EU report is 'too late and incomplete' says the QCEA

QCEA lambasts arms exports report

EU report is 'too late and incomplete' says the QCEA

by Symon Hill 20th January 2012

The Quaker Council for European Affairs (QCEA) has described the European Union’s (EU) latest report on arms exports as ‘too late and incomplete’. The report on European arms exports for 2010 was released almost a year after the period it covers, on Friday 30 December 2011. QCEA last week joined ten other NGOs from across Europe in signing a statement criticising the report.

They pointed out that it was released on the last working day of the year, when there was likely to be little media, political or public scrutiny.
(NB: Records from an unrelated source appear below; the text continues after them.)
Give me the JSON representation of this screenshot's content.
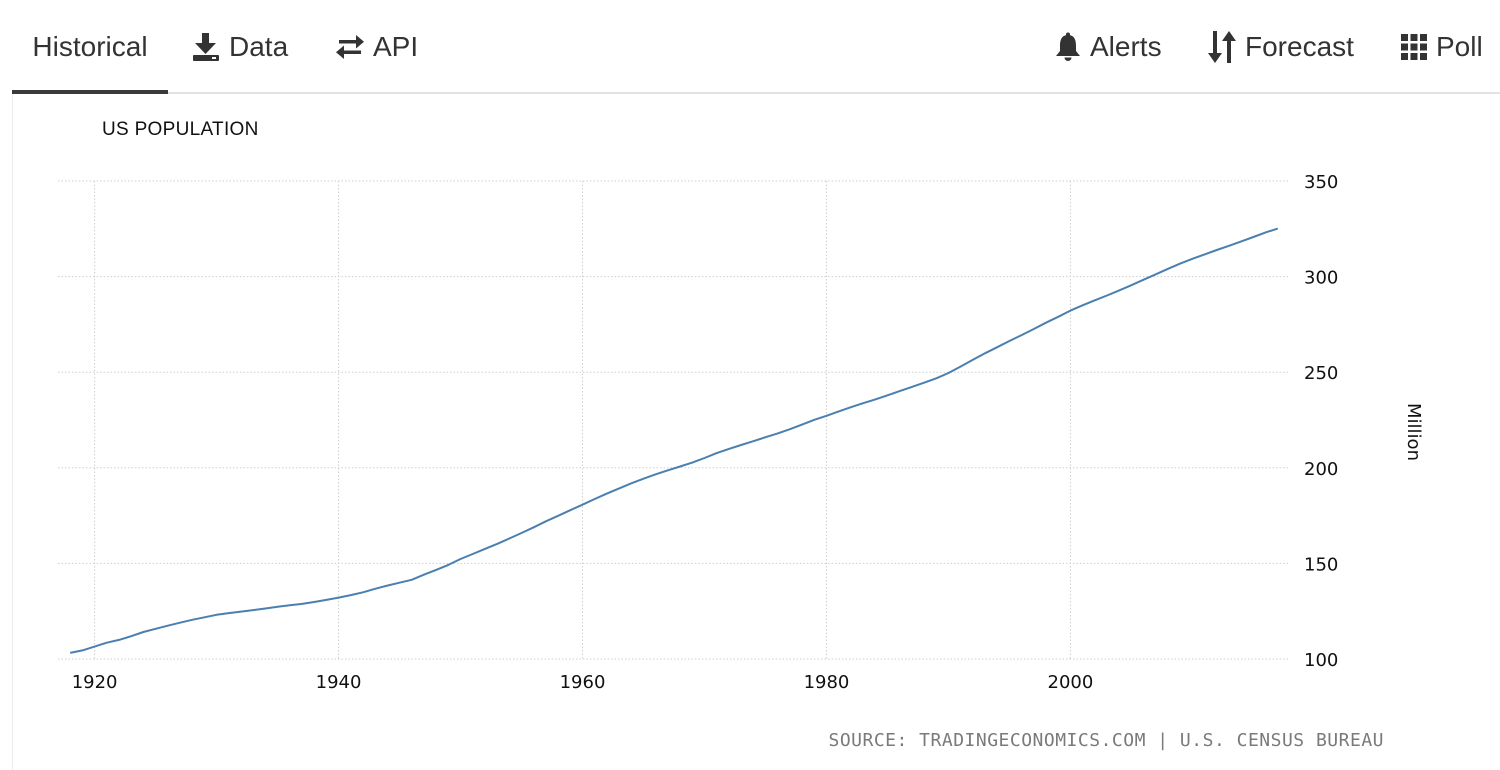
{
  "tabs": {
    "historical": "Historical",
    "data": "Data",
    "api": "API",
    "alerts": "Alerts",
    "forecast": "Forecast",
    "poll": "Poll"
  },
  "icons": {
    "data": "download-icon",
    "api": "swap-arrows-icon",
    "alerts": "bell-icon",
    "forecast": "sort-arrows-icon",
    "poll": "grid-icon"
  },
  "colors": {
    "line": "#4a7fb0",
    "grid": "#cfcfcf",
    "source": "#7a7a7a"
  },
  "source_text": "SOURCE: TRADINGECONOMICS.COM | U.S. CENSUS BUREAU",
  "chart_data": {
    "type": "line",
    "title": "US POPULATION",
    "xlabel": "",
    "ylabel": "Million",
    "xlim": [
      1917,
      2018
    ],
    "ylim": [
      100,
      350
    ],
    "xticks": [
      1920,
      1940,
      1960,
      1980,
      2000
    ],
    "yticks": [
      100,
      150,
      200,
      250,
      300,
      350
    ],
    "grid": true,
    "series": [
      {
        "name": "US Population",
        "x": [
          1918,
          1919,
          1920,
          1921,
          1922,
          1923,
          1924,
          1925,
          1926,
          1927,
          1928,
          1929,
          1930,
          1931,
          1932,
          1933,
          1934,
          1935,
          1936,
          1937,
          1938,
          1939,
          1940,
          1941,
          1942,
          1943,
          1944,
          1945,
          1946,
          1947,
          1948,
          1949,
          1950,
          1951,
          1952,
          1953,
          1954,
          1955,
          1956,
          1957,
          1958,
          1959,
          1960,
          1961,
          1962,
          1963,
          1964,
          1965,
          1966,
          1967,
          1968,
          1969,
          1970,
          1971,
          1972,
          1973,
          1974,
          1975,
          1976,
          1977,
          1978,
          1979,
          1980,
          1981,
          1982,
          1983,
          1984,
          1985,
          1986,
          1987,
          1988,
          1989,
          1990,
          1991,
          1992,
          1993,
          1994,
          1995,
          1996,
          1997,
          1998,
          1999,
          2000,
          2001,
          2002,
          2003,
          2004,
          2005,
          2006,
          2007,
          2008,
          2009,
          2010,
          2011,
          2012,
          2013,
          2014,
          2015,
          2016,
          2017
        ],
        "values": [
          103.2,
          104.5,
          106.5,
          108.5,
          110.0,
          111.9,
          114.1,
          115.8,
          117.4,
          119.0,
          120.5,
          121.8,
          123.1,
          124.0,
          124.8,
          125.6,
          126.4,
          127.3,
          128.1,
          128.8,
          129.8,
          130.9,
          132.1,
          133.4,
          134.9,
          136.7,
          138.4,
          139.9,
          141.4,
          144.1,
          146.6,
          149.2,
          152.3,
          154.9,
          157.6,
          160.2,
          163.0,
          165.9,
          168.9,
          172.0,
          174.9,
          177.8,
          180.7,
          183.7,
          186.5,
          189.2,
          191.9,
          194.3,
          196.6,
          198.7,
          200.7,
          202.7,
          205.1,
          207.7,
          209.9,
          211.9,
          213.9,
          216.0,
          218.0,
          220.2,
          222.6,
          225.1,
          227.2,
          229.5,
          231.7,
          233.8,
          235.8,
          237.9,
          240.1,
          242.3,
          244.5,
          246.8,
          249.6,
          253.0,
          256.5,
          259.9,
          263.1,
          266.3,
          269.4,
          272.6,
          275.9,
          279.0,
          282.2,
          285.0,
          287.6,
          290.1,
          292.8,
          295.5,
          298.4,
          301.2,
          304.1,
          306.8,
          309.3,
          311.6,
          313.9,
          316.1,
          318.4,
          320.7,
          323.1,
          325.1
        ]
      }
    ]
  }
}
Eight of the EU’s members have failed to provide full information for the report. They include the UK and Germany, both of whom are major arms exporters. The NGOs insist that this ‘makes an accurate analysis of the actual arms exports of EU countries virtually impossible’.

The total value of arms export licences in 2010 was lower than in 2009, but roughly equivalent to 2008. The Campaign Against Arms Trade (CAAT) said it was one of the highest figures since the implementation of a common EU arms export policy in 1998.

QCEA and the other signatories to the critical statement said that the EU authorities appeared to regard the report ‘as a mere bureaucratic necessity, rather than an important document worthy of significant public debate by member states’ governments or EU institutions’. They urged members of the European Parliament to call for a debate on the issue.